Dans une décision qui fera sûrement des merveilles pour la stabilité politique, le chef de l'opposition zambien Brian Mundubile a été inculpé de trahison, a annoncé son avocat samedi soir. Cela après une semaine qui a inclus un raid meurtrier, un séjour dans la clandestinité, et un bref séjour dans un bâtiment de l'ONU - parce que rien ne dit « démocratie » comme chercher refuge auprès de la communauté internationale.

Mundubile, qui a contesté les résultats de l'élection présidentielle du 13 août qui a vu le président sortant Hakainde Hichilema remporter un second mandat avec 60 % des voix, a été arrêté jeudi. Les autorités, jamais à court d'un petit mépris pour la procédure, ont accusé son parti NRPUP de planifier une insurrection armée. Le parti, pour mémoire, le nie.

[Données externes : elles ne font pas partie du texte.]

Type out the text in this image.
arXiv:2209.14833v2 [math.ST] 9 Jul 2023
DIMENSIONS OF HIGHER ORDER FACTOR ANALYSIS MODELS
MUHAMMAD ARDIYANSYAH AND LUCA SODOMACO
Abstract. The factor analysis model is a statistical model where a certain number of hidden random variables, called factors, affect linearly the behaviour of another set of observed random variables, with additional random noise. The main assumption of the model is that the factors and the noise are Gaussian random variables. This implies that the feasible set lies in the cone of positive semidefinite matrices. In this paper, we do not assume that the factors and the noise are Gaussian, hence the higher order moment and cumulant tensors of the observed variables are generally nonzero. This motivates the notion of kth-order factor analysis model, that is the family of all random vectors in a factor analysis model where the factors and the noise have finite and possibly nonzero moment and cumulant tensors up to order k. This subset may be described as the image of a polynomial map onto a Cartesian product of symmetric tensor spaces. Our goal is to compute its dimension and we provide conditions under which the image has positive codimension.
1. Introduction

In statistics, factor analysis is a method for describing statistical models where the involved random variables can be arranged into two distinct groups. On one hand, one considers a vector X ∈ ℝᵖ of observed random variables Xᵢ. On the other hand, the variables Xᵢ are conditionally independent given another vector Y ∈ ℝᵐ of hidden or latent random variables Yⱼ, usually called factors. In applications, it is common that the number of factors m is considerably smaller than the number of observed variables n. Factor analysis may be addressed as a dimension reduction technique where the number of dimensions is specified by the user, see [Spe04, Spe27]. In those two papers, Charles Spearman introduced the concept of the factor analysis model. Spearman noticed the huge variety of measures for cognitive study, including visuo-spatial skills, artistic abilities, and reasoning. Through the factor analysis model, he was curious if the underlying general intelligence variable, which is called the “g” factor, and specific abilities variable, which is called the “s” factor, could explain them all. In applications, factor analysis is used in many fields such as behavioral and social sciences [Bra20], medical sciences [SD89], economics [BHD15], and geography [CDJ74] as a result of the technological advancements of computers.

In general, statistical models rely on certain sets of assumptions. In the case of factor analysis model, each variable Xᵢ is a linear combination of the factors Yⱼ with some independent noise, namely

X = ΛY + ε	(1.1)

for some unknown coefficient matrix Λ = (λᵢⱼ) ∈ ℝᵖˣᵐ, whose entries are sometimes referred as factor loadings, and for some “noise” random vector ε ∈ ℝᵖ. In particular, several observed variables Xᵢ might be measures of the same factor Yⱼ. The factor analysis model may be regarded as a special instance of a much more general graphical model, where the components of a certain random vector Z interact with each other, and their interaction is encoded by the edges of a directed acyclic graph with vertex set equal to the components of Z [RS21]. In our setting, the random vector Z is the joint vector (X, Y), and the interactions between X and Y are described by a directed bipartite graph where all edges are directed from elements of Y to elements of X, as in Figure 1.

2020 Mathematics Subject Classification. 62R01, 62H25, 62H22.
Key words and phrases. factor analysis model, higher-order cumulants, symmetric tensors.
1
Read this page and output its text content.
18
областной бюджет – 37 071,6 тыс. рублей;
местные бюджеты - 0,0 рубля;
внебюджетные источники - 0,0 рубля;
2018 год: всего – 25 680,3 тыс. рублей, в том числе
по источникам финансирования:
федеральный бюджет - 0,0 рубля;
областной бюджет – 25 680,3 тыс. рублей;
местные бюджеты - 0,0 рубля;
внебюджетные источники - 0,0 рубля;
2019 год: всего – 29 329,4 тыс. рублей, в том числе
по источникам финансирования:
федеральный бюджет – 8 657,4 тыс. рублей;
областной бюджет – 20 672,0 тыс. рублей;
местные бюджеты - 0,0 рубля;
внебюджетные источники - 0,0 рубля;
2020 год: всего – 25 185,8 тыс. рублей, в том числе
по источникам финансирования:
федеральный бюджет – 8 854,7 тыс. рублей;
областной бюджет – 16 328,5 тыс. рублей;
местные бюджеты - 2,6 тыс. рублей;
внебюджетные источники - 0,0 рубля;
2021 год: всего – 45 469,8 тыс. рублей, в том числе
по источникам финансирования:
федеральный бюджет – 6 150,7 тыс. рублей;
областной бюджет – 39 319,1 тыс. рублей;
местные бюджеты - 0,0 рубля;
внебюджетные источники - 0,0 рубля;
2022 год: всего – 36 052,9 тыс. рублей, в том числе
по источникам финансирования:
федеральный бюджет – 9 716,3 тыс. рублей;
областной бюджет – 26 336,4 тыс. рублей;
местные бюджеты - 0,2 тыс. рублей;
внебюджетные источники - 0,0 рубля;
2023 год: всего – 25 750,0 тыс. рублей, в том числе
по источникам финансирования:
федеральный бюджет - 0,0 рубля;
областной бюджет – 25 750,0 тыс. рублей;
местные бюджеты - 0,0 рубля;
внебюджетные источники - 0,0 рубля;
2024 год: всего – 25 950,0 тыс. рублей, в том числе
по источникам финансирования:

Son avocat, Milner Katolo, a déclaré au Zambian Eye que Mundubile a hâte de répondre à l'accusation devant le tribunal. Nous sommes sûrs qu'il l'attend avec impatience - rien ne dit « confiance » comme être inculpé de trahison après que le siège de son parti a été perquisitionné et qu'un ancien ministre a été tué.

Dans une offre groupée, 17 autres personnes, dont le colistier de Mundubile, Makebi Zulu, ont également été inculpées de trahison. Pourquoi s'arrêter à un quand on peut inculper toute une suite ?

La saga a commencé le lendemain de l'élection, lorsque les forces de sécurité ont perquisitionné une propriété à Lusaka liée à Mundubile, saisissant des armes (selon le gouvernement) et tuant un ancien ministre. Mundubile et Zulu ont ensuite trouvé refuge dans un bâtiment de l'ONU, mais le président Hichilema a apparemment fait pression sur l'ONU pour qu'ils soient remis, et ils ont été détenus.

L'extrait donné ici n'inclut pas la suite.